Anlaşılan artık ‘sol’ sıfatıyla takiyye yapmaya ihtiyaç duymayacak kadar kendisini güçlü, hatta iktidara ortak hissediyor!

Nitekim, Bahçeli’ye yanıtını Çin’den veren Perinçek, hangi sıfatla üstlendiğini anlayamadığımız görevini "Çin Halk Cumhuriyeti’nin Türkiye’yi teröre karşı desteklemesi ve ekonomik olarak yardım etmesi için mücadele ediyorum" diye açıklıyordu.

Hizmet ettiği odaklar açısından çakıştığı Bahçeli ile hedef ortaklığında stratejik işbirliği yaparken, bir yandan da çatışıyor görünmesi ilginç değil mi?

Yüzde 13 oy oranıyla meclise gelmiş bir partinin genel başkanı dahil bütün milletvekilleri içeriye atılırken, yıllardır binde bir oydan fazlasını alamamış bir parti başkanının şu dönemde niye bu kadar itibar gördüğü de anlamlandırılması gereken özgün durumlardan.

Bu iki siyasi portre, Erdoğan rejiminin Gülen cemaati sonrası ittifak yaptığı ya da yapmak zorunda kaldığı  güçleri görünür hale getiren iki sembol elbette.

Çünkü Perinçek kadar Bahçeli de 12 Eylül öncesinin ‘önemli’ şahsiyetlerindendir. 70’li yılların o korkunç ‘battaniye’ ya da ‘çuval’ cinayetlerinin, ev baskınlarının, kitle katliamlarının faillerinin beslenip büyütüldüğü Ülkü Ocakları teşkilatları, örgütlenmenin başındaki Devlet Bahçeli’ye bağlıydı. "Davadan dönenin vurulduğu" ülkü ocakları yetiştirmeleri ya onca tanığa rağmen yakalanamaz, ya delil yetersizliğinden bırakılır ya da o günkü adıyla "örtülü tahliye"lerle cezaevlerinden sistemli olarak kaçırılırdı.

Yani Devlet ile ‘derin’ devlet her zaman işbirliği içindeydi.

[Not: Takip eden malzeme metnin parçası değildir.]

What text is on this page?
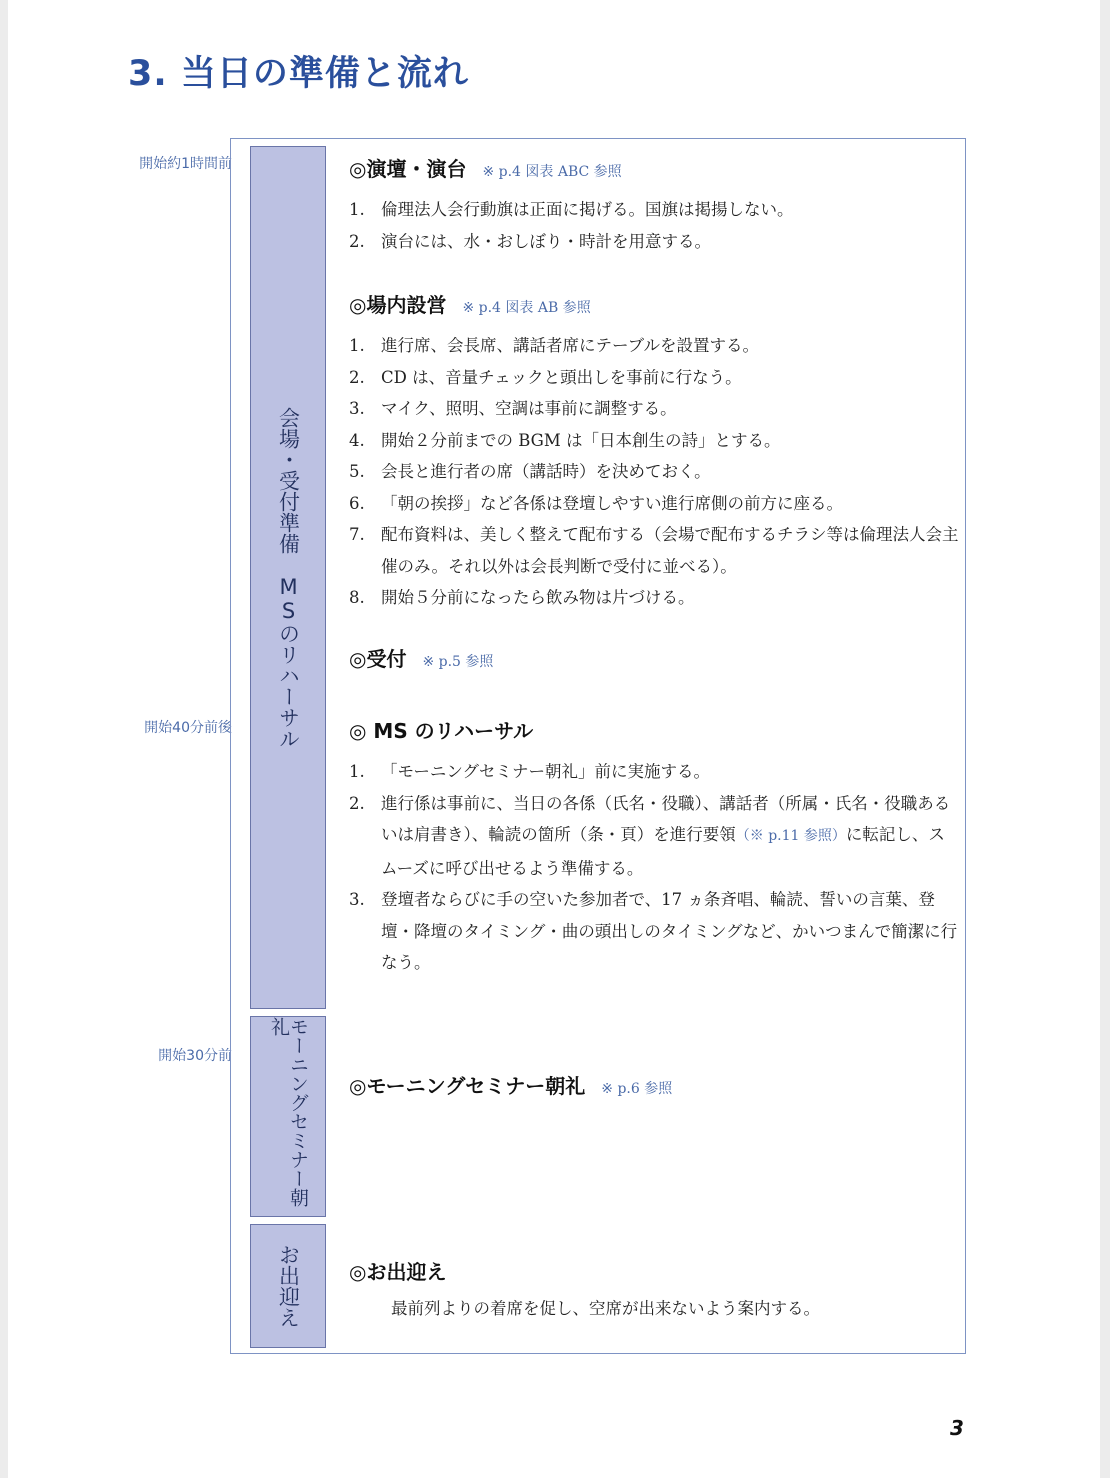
3. 当日の準備と流れ
開始約1時間前
開始40分前後
開始30分前
会場・受付準備　MSのリハーサル
モーニングセミナー朝礼
お出迎え
◎演壇・演台 ※ p.4 図表 ABC 参照
1. 倫理法人会行動旗は正面に掲げる。国旗は掲揚しない。
2. 演台には、水・おしぼり・時計を用意する。
◎場内設営 ※ p.4 図表 AB 参照
1. 進行席、会長席、講話者席にテーブルを設置する。
2. CD は、音量チェックと頭出しを事前に行なう。
3. マイク、照明、空調は事前に調整する。
4. 開始２分前までの BGM は「日本創生の詩」とする。
5. 会長と進行者の席（講話時）を決めておく。
6. 「朝の挨拶」など各係は登壇しやすい進行席側の前方に座る。
7. 配布資料は、美しく整えて配布する（会場で配布するチラシ等は倫理法人会主催のみ。それ以外は会長判断で受付に並べる）。
8. 開始５分前になったら飲み物は片づける。
◎受付 ※ p.5 参照
◎ MS のリハーサル
1. 「モーニングセミナー朝礼」前に実施する。
2. 進行係は事前に、当日の各係（氏名・役職）、講話者（所属・氏名・役職あるいは肩書き）、輪読の箇所（条・頁）を進行要領（※ p.11 参照）に転記し、スムーズに呼び出せるよう準備する。
3. 登壇者ならびに手の空いた参加者で、17 ヵ条斉唱、輪読、誓いの言葉、登壇・降壇のタイミング・曲の頭出しのタイミングなど、かいつまんで簡潔に行なう。
◎モーニングセミナー朝礼 ※ p.6 参照
◎お出迎え
最前列よりの着席を促し、空席が出来ないよう案内する。
3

Aslına bakarsanız Bahçeli’nin, Yenikapı mutabakatını bozarak, "Başkanlık" meselesini gündeme getirmesi, onu iyi tanıyan Tuğrul Türkeş’i boşuna işkillendirmedi.

En yakın dava arkadaşı Yaşar Okuyan’ın "Bahçeli özel görevli biri, MİT ajanı" dediği, ülkücü camianın ideoloğu, hocası Namık Kemal  Zeybek’in  aynı iddiayı canlı yayında, bir TV ekranında tekrarladığı bir isimden söz ediyoruz.

Perinçek ve Bahçeli’nin yolları hep kesişirdi, bugün artık birleşti.  Bu kez hangi  görevle, hangi hesaplarla dinci-otoriter bir yönetimin etrafında kenetlendikleri konusunda elbette oldukça mantıklı spekülasyonlar yapabiliriz.

Ancak Erdoğan, Bahçeli, Perinçek üçlüsünün sonunun tıpkı Gülen-AKP ortaklığı gibi olacağını tahmin etmek için alim olmaya gerek yok.  Bu yeni karanlık ortaklığın sonunda kimin kime yedeklenmiş olduğu da açığa çıkacak da, daha önemlisi Türkiye’nin istisnasız tüm kesimlerinin ülkücüsü, muhafazakarı, solcusu hep beraber nasıl bir siyasi, ekonomik ve yaşamsal maliyet ödemek zorunda kalacağımız…

Umarım Türkiye’nin belki de en kritik seçiminde bütün kesimler "Hayır"da birleşerek, hem kendilerini hem ülkeyi kurtarırlar.

Bu kadar önemli bir süreçte en az süreç kadar kritik önemde yayına başlayan  Artıgerçek’in Türkiye tarihinde özel bir yeri olacağına inanıyorum.

Bu kadar saygın, onurlu, ilkeli isimlerle yol arkadaşlığı yapmaktan gurur duyuyorum.

Yolumuz "Hayır"lı olsun, "Hayır"lara vesile olsun, "Hayır"da tuzumuz olsun!